I believe that people locally are taking different views of the evidence, which leads to differences in the availability of different treatments. When we have guidance from NICE, that will be consistent and authoritative and we would expect people taking decisions to take full account of it.
Denis MacShane
Labour, Rotherham
In welcoming NICE, which will put an end to the Tory racket of postcode prescribing, is my hon. Friend aware that there are a great many rising expectations of NICE, and that if NICE strikes a drug that many believe is of use off the list that is available on the NHS, that will greatly disappoint many people? Is he, in his discussions with NICE, drawing its attention to the need to make more drugs available, not fewer?
John Denham
Minister of State (Department of Health)
NICE is aware of the resources that are available to the national health service. It is aware that those resources are rising and that spending on drugs has increased faster than the resources available to the national health service.
The good news for my hon. Friend is that NICE is taking its decisions in the context of a Government who are committed to investing in the national health service and to increasing that investment, because we certainly want to ensure that clinically effective and cost-effective treatments which are a good use of those resources are made available in the national health service. That is so very different from the record of the Conservative Government, who introduced a system of postcode prescribing which determined what sort of treatment a person could obtain. The Conservatives now have a new policy—they want to do away with the previous one and simply tell people that they can obtain treatment only if they can afford to pay for it.
Martin Smyth
UUP, Belfast South
I understand the problem to which the Minister refers, but what answer would he give to the lady who wrote to me to say that she had taken part in randomised testing, at the end of which, after she had found benefit from the treatment, she was told by the doctor that she had been taking not a placebo but beta interferon, but that, because of the restrictions, it was unlikely that she would be able to get it in future? Surely the hon. Member for Norwich, North (Dr. Gibson) was emphasising an issue that needs to be addressed, namely, to provide effective treatment throughout the country.
John Denham
Minister of State (Department of Health)
One of our problems is that the results of proper drug trials are sometimes interpreted differently by different clinicians and different health authorities, which can lead to a difference in the pattern of provision. The great advantage of NICE is that it brings together leading clinicians within an organisation that draws heavily on the expertise not just of clinicians, but of managers and of patients' groups, in order to make an authoritative assessment of the evidence emerging from those trials.

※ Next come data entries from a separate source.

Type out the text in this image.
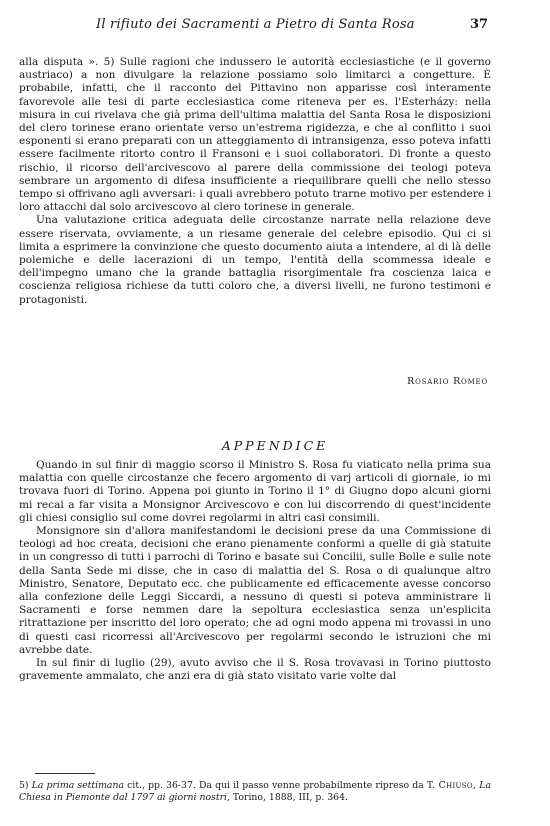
Il rifiuto dei Sacramenti a Pietro di Santa Rosa	37

alla disputa ». 5) Sulle ragioni che indussero le autorità ecclesiastiche (e il governo austriaco) a non divulgare la relazione possiamo solo limitarci a congetture. È probabile, infatti, che il racconto del Pittavino non apparisse così interamente favorevole alle tesi di parte ecclesiastica come riteneva per es. l'Esterházy: nella misura in cui rivelava che già prima dell'ultima malattia del Santa Rosa le disposizioni del clero torinese erano orientate verso un'estrema rigidezza, e che al conflitto i suoi esponenti si erano preparati con un atteggiamento di intransigenza, esso poteva infatti essere facilmente ritorto contro il Fransoni e i suoi collaboratori. Di fronte a questo rischio, il ricorso dell'arcivescovo al parere della commissione dei teologi poteva sembrare un argomento di difesa insufficiente a riequilibrare quelli che nello stesso tempo si offrivano agli avversari: i quali avrebbero potuto trarne motivo per estendere i loro attacchi dal solo arcivescovo al clero torinese in generale.

Una valutazione critica adeguata delle circostanze narrate nella relazione deve essere riservata, ovviamente, a un riesame generale del celebre episodio. Qui ci si limita a esprimere la convinzione che questo documento aiuta a intendere, al di là delle polemiche e delle lacerazioni di un tempo, l'entità della scommessa ideale e dell'impegno umano che la grande battaglia risorgimentale fra coscienza laica e coscienza religiosa richiese da tutti coloro che, a diversi livelli, ne furono testimoni e protagonisti.

Rosario Romeo
APPENDICE

Quando in sul finir di maggio scorso il Ministro S. Rosa fu viaticato nella prima sua malattia con quelle circostanze che fecero argomento di varj articoli di giornale, io mi trovava fuori di Torino. Appena poi giunto in Torino il 1° di Giugno dopo alcuni giorni mi recai a far visita a Monsignor Arcivescovo e con lui discorrendo di quest'incidente gli chiesi consiglio sul come dovrei regolarmi in altri casi consimili.

Monsignore sin d'allora manifestandomi le decisioni prese da una Commissione di teologi ad hoc creata, decisioni che erano pienamente conformi a quelle di già statuite in un congresso di tutti i parrochi di Torino e basate sui Concilii, sulle Bolle e sulle note della Santa Sede mi disse, che in caso di malattia del S. Rosa o di qualunque altro Ministro, Senatore, Deputato ecc. che publicamente ed efficacemente avesse concorso alla confezione delle Leggi Siccardi, a nessuno di questi si poteva amministrare li Sacramenti e forse nemmen dare la sepoltura ecclesiastica senza un'esplicita ritrattazione per inscritto del loro operato; che ad ogni modo appena mi trovassi in uno di questi casi ricorressi all'Arcivescovo per regolarmi secondo le istruzioni che mi avrebbe date.

In sul finir di luglio (29), avuto avviso che il S. Rosa trovavasi in Torino piuttosto gravemente ammalato, che anzi era di già stato visitato varie volte dal

5) La prima settimana cit., pp. 36-37. Da qui il passo venne probabilmente ripreso da T. Chiuso, La Chiesa in Piemonte dal 1797 ai giorni nostri, Torino, 1888, III, p. 364.
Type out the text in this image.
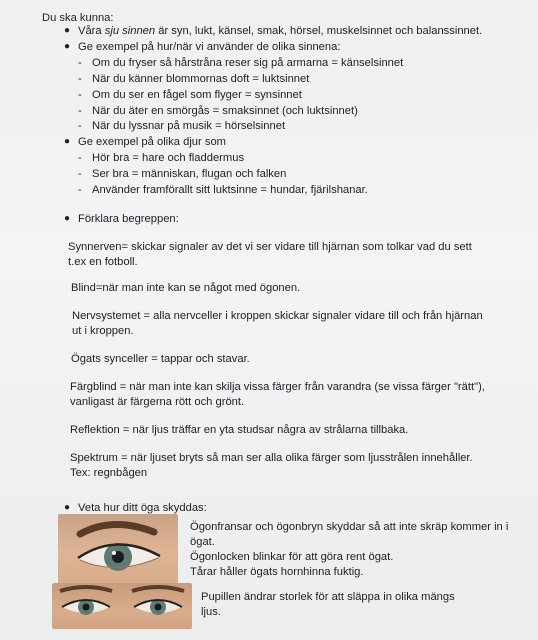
Du ska kunna:
● Våra sju sinnen är syn, lukt, känsel, smak, hörsel, muskelsinnet och balanssinnet.
● Ge exempel på hur/när vi använder de olika sinnena:
- Om du fryser så hårstråna reser sig på armarna = känselsinnet
- När du känner blommornas doft = luktsinnet
- Om du ser en fågel som flyger = synsinnet
- När du äter en smörgås = smaksinnet (och luktsinnet)
- När du lyssnar på musik = hörselsinnet
● Ge exempel på olika djur som
- Hör bra = hare och fladdermus
- Ser bra = människan, flugan och falken
- Använder framförallt sitt luktsinne = hundar, fjärilshanar.
● Förklara begreppen:
Synnerven= skickar signaler av det vi ser vidare till hjärnan som tolkar vad du sett
t.ex en fotboll.
Blind=när man inte kan se något med ögonen.
Nervsystemet = alla nervceller i kroppen skickar signaler vidare till och från hjärnan
ut i kroppen.
Ögats synceller = tappar och stavar.
Färgblind = när man inte kan skilja vissa färger från varandra (se vissa färger "rätt"),
vanligast är färgerna rött och grönt.
Reflektion = när ljus träffar en yta studsar några av strålarna tillbaka.
Spektrum = när ljuset bryts så man ser alla olika färger som ljusstrålen innehåller.
Tex: regnbågen
● Veta hur ditt öga skyddas:
Ögonfransar och ögonbryn skyddar så att inte skräp kommer in i
ögat.
Ögonlocken blinkar för att göra rent ögat.
Tårar håller ögats hornhinna fuktig.
Pupillen ändrar storlek för att släppa in olika mängs
ljus.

I believe that that will be a great strength to the national health service, because it will mean that the advice that is available to decision makers is based on the best evidence about what works clinically, is cost-effective and is a good use of NHS resources. I hope that that will mean that those patients who may be in the position that the hon. Gentleman's constituent describes get treatment if that treatment is clinically effective and cost-effective for them.